Oxidative stress and pro-inflammatory cytokines may act as one of the signals for regulating microRNAs expression in Alzheimer’s disease

• Published in: Mechanisms of ageing and development Vol. 162; pp. 63 - 71
• Main Author: Prasad, Kedar N.
• Format: Journal Article
• Language: English
• Published: Ireland Elsevier B.V 01.03.2017
• Subjects: Alzheimer Disease - genetics; Alzheimer Disease - metabolism; Alzheimer Disease - pathology; Animals; Antioxidants; Cytokines - genetics; Cytokines - metabolism; Dementia; Gene Expression Regulation; Humans; Inflammation; MicroRNAs; MicroRNAs - genetics; MicroRNAs - metabolism; Oxidative Stress; Signal Transduction; Antioxidants; Oxidative stress; Inflammation; MicroRNAs; Dementia
• ISSN: 0047-6374; 1872-6216
• DOI: 10.1016/j.mad.2016.12.003

•On the basis of published data, this review has proposed a novel hypothesis that increased oxidative and chronic inflammation act as one of the signals that regulate the levels of microRNAs in Alzheimer’s disease (AD). Indirect and direct evidence on the effect of free radicals and pro-inflammatory cytokines on changes in the expression levels of microRNA support the proposed hypothesis. This hypothesis is of particular importance, because increased oxidative stress and chronic inflammation represent one of the earliest biochemical defects that initiate and promote neurodegeneration in AD.•Antioxidants that protect neurons by reducing oxidative stress and chronic inflammation also influence the levels of microRNAs.•Uprregulation and downregulation of microRNAs in AD may be results of changes in their stability, transcription or processing by Drosa and Dicer in the nucleus and cytoplasm, respectively.
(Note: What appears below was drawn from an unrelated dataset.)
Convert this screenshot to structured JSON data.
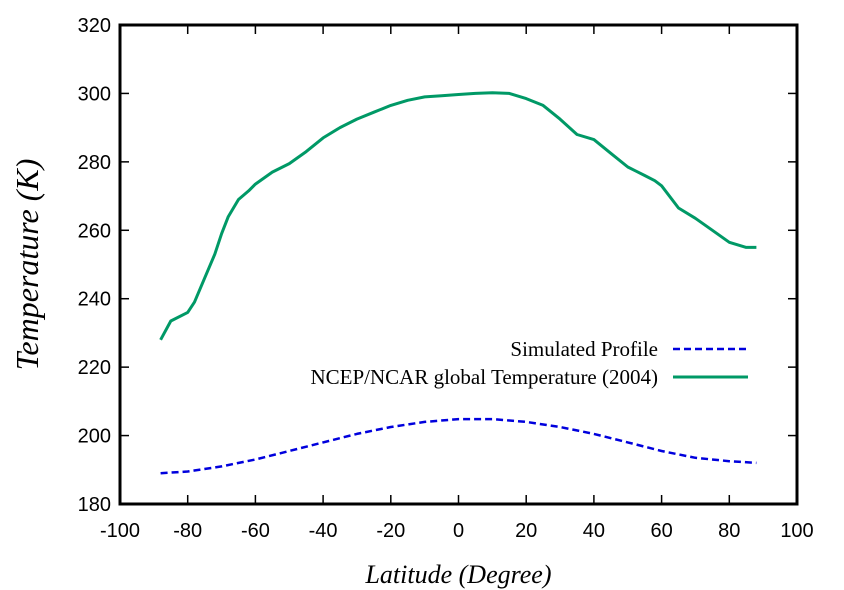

Oxidative stress and chronic inflammation are one of the earliest defects that initiate and promote Alzheimer’s disease (AD). Studies showed that expressions of microRNAs were upregulated or downregulated in AD. Therefore, these biochemical defects may influence the levels of microRNAs. The up-regulated microRNAs cause neurodegeneration by: (a) decreasing the levels of a nuclear transcriptional factor-2 (Nrf2), (b) reducing the levels of α-secretase ADM10; and (c) reducing the levels of phosphatases. The down-regulated microRNAs cause neurodegeneration by: (a) increasing the levels of β-secretase, (b) increasing the levels of tau kinase; (c) elevating the levels of tau proteins; (d) increasing the levels of APP; and (e) increasing the levels of nuclear factor-kappaB (NF-kB). Antioxidants protect neurons by reducing oxidative stress and chronic inflammation. Therefore, they may also influence the levels of microRNAs. This review briefly describes the studies on changes in the expressions of microRNAs in the pathogenesis of AD. It proposes a hypothesis that free radicals and pro-inflammatory cytokines act as one of the signals that upregulate or downregulate the levels of microRNAs by influencing their transcription, processing or stability leading to neurodegeneration in AD. Antioxidants that reduce oxidative stress and pro-inflammatory cytokines also regulate the levels of microRNAs.